The farther south you went in the colonies, the greater the number of slaves, the more distinctive their culture, the more fearful the whites and the more repressive the slave codes.

Beginning in 1662, African American children automatically took on their mother's legal status, whether slave or free. Soon, slaves were declared real estate. Using the logic that no one would purposely destroy his own valuable property, a slave's death at the hands of his owner was considered accidental. Slaves could not be used to work as clerks or in any position handling money. Laws forbid educating slaves or paying them any wages for extra work. They could not leave their owner's property without a pass, drink alcohol, own weapons or livestock, grow certain crops in their own gardens or wear nice clothing. There were mandatory punishments for violations, and whites who refused to comply could be fined, publicly beaten, have their property confiscated or even be exiled from the colony.

In time, 'black' became socially equal with 'slave,' so even though there were free blacks throughout the colonies, they too became legally inferior to whites. Besides being racist, whites knew that freemen were the most likely to help runaway slaves, so they did whatever they could to discourage a free black population. If a Virginia plantation owner wanted to free a slave, he had to pay for the person's passage out of the colony. In South Carolina, the legislature had to approve emancipation. Freemen could not work in stores, own horses or hogs, they could not own slaves or hire white servants and they could not marry a white person.

Free African Americans

Back in 1655, when Anthony Johnson became America's first legally recognized slave owner, there were at least twenty other free black men and women in Jamestown. Many of them were landowners. But that became increasingly uncommon as laws and attitudes changed throughout the south. Johnson's death prompted another landmark decision, that blacks were not citizens. The court concluded that he was 'a negro and by consequence, an alien.' A white man seized Johnson's land from his heirs.

There were many more free blacks in the north. When New Netherlands was overtaken by the English in 1664, the Dutch emancipated all of their slaves, creating a significant free black population. Northern slave owners were much more likely to free slaves in their wills, or allow slaves to purchase their own freedom with money they made working in their spare time. However, free blacks were not considered social equals and were often accused of unsolved crimes.

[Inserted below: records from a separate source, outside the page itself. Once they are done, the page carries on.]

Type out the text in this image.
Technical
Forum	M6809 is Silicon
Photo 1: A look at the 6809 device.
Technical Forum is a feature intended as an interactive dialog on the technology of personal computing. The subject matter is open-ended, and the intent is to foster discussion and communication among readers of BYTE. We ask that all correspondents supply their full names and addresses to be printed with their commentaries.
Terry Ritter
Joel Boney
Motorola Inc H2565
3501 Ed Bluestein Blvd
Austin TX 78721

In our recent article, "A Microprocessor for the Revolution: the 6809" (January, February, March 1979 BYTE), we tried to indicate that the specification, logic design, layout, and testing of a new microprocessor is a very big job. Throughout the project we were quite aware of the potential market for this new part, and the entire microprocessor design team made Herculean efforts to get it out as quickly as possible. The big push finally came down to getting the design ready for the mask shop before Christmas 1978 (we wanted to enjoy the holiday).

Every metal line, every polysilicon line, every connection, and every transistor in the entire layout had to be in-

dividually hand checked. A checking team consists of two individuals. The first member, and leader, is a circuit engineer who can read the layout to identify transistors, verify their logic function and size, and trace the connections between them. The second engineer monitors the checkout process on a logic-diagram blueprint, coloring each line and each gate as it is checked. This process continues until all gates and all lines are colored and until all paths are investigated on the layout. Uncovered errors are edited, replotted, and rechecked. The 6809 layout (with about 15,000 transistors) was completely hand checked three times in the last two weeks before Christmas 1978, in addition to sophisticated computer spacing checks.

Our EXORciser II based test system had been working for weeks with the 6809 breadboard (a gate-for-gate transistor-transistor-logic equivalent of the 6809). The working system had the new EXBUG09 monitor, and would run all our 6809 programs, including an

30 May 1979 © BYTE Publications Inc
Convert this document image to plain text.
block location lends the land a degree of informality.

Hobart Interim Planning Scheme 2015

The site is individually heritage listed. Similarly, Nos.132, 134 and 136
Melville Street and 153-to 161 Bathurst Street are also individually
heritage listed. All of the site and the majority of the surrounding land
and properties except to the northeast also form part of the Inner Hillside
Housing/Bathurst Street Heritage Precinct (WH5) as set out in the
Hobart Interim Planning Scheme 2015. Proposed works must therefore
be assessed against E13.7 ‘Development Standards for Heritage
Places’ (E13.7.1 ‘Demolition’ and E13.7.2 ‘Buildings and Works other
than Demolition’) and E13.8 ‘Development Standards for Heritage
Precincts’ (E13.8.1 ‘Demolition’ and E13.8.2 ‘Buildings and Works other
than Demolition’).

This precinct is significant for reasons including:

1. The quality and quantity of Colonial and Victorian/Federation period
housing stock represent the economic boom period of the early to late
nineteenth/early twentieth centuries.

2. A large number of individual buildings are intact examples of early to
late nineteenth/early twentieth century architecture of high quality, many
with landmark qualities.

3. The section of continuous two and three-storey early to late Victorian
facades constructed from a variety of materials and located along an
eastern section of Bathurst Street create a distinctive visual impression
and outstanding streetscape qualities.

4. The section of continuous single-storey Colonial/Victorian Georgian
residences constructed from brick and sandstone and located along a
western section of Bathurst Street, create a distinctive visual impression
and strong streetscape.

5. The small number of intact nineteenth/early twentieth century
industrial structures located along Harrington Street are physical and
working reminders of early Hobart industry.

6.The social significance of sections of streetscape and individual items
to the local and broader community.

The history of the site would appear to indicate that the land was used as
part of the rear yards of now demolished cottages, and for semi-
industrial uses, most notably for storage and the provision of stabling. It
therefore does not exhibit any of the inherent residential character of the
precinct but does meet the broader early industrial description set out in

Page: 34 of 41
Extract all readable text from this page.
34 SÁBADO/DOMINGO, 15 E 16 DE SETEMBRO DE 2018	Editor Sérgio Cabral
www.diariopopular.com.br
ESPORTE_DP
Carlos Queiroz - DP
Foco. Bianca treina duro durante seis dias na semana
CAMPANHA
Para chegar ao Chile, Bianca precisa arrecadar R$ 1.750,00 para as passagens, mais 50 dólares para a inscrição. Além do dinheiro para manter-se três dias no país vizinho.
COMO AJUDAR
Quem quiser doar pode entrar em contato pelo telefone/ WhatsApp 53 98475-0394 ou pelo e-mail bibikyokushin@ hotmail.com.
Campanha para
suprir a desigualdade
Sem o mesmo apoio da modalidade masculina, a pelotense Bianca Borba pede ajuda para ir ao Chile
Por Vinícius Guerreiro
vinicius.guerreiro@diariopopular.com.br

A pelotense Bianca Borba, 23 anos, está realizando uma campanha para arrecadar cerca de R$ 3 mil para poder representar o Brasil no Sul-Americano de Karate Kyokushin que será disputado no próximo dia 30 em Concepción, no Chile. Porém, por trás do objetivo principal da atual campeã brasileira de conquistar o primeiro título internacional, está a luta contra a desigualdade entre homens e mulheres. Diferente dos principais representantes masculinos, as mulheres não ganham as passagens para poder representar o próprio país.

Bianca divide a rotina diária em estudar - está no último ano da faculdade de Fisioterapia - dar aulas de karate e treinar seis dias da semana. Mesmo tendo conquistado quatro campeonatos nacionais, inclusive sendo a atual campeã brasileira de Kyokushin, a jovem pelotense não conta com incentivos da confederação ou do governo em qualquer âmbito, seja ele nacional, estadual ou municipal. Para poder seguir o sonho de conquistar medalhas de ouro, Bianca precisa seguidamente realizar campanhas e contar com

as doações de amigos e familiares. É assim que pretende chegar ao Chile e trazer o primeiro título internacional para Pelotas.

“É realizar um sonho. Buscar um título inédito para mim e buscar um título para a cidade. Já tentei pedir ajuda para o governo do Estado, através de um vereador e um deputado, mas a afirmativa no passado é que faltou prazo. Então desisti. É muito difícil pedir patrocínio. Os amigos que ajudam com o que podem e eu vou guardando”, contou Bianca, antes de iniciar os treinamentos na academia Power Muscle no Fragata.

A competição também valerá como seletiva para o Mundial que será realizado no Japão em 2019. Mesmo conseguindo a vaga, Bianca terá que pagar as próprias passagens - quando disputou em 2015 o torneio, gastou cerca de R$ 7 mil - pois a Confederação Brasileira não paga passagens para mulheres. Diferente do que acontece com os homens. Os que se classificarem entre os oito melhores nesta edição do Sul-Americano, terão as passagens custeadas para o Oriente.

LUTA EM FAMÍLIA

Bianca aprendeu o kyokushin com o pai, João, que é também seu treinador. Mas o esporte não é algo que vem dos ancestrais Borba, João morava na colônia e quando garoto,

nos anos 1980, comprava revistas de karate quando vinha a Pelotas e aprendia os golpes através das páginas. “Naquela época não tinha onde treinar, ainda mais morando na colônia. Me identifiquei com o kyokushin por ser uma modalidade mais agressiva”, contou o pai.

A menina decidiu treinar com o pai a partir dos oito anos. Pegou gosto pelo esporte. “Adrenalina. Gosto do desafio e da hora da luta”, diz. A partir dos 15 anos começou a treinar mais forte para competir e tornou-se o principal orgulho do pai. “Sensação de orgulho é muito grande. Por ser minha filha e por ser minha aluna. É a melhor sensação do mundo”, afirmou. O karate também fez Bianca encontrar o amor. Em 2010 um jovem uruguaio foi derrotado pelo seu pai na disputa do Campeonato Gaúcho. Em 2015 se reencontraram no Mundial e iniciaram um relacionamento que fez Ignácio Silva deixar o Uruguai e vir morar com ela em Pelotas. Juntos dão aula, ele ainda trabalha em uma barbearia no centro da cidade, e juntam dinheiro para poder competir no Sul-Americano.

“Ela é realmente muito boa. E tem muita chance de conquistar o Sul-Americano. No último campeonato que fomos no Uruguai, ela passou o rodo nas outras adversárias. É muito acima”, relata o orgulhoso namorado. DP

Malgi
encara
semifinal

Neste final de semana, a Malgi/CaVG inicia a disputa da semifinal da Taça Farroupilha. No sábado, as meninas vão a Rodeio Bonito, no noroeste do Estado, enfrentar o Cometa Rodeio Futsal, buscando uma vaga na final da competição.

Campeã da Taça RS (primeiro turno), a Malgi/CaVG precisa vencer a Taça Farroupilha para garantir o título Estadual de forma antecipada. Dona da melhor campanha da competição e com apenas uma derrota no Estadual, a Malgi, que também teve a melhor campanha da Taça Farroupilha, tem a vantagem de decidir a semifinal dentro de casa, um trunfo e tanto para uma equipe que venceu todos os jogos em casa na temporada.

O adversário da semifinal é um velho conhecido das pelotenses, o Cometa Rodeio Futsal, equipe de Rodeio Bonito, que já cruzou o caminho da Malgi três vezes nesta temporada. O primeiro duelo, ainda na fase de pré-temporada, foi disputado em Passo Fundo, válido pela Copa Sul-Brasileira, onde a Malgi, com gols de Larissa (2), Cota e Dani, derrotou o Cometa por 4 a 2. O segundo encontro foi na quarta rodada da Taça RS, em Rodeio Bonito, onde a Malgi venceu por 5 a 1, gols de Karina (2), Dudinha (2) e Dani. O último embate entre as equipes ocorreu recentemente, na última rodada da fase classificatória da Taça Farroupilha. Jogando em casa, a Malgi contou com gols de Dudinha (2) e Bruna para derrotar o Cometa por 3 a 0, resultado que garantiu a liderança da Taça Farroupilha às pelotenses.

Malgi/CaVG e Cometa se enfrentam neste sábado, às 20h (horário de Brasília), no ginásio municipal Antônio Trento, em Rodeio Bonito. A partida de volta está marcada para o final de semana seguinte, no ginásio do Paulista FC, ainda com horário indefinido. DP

Slavery legally existed in the north until the Civil War, but most northern slaves were freed during the American Revolution, either by British troops, or by colonial governments who exchanged army service for freedom. When the United States took its first census in 1790, eight percent of the African American population was free.

Lesson Summary

Let's review: though slavery has existed throughout time, slavery in the American colonies was much harsher than it had been practiced in Africa. England brought slaves to America as part of the triangular trade network. The portion of the journey between Africa and America was called the Middle Passage. Half of the captives onboard died because of the horrible conditions, but increasing numbers of enslaved Africans still reached the American shores throughout the 17th and 18th centuries.

Most northern slaves - and some in other colonies - worked in an urban setting. Phillis Wheatley was a literate urban slave and became the first African American to publish her poetry. Most captives, however, ended up on southern plantations. Rice plantations developed the task system in which slaves enjoyed more free time and a distinct culture. But, whites became fearful of the growing slave population and passed slave codes in their favor. Even the limited number of free black colonists found their rights being eroded.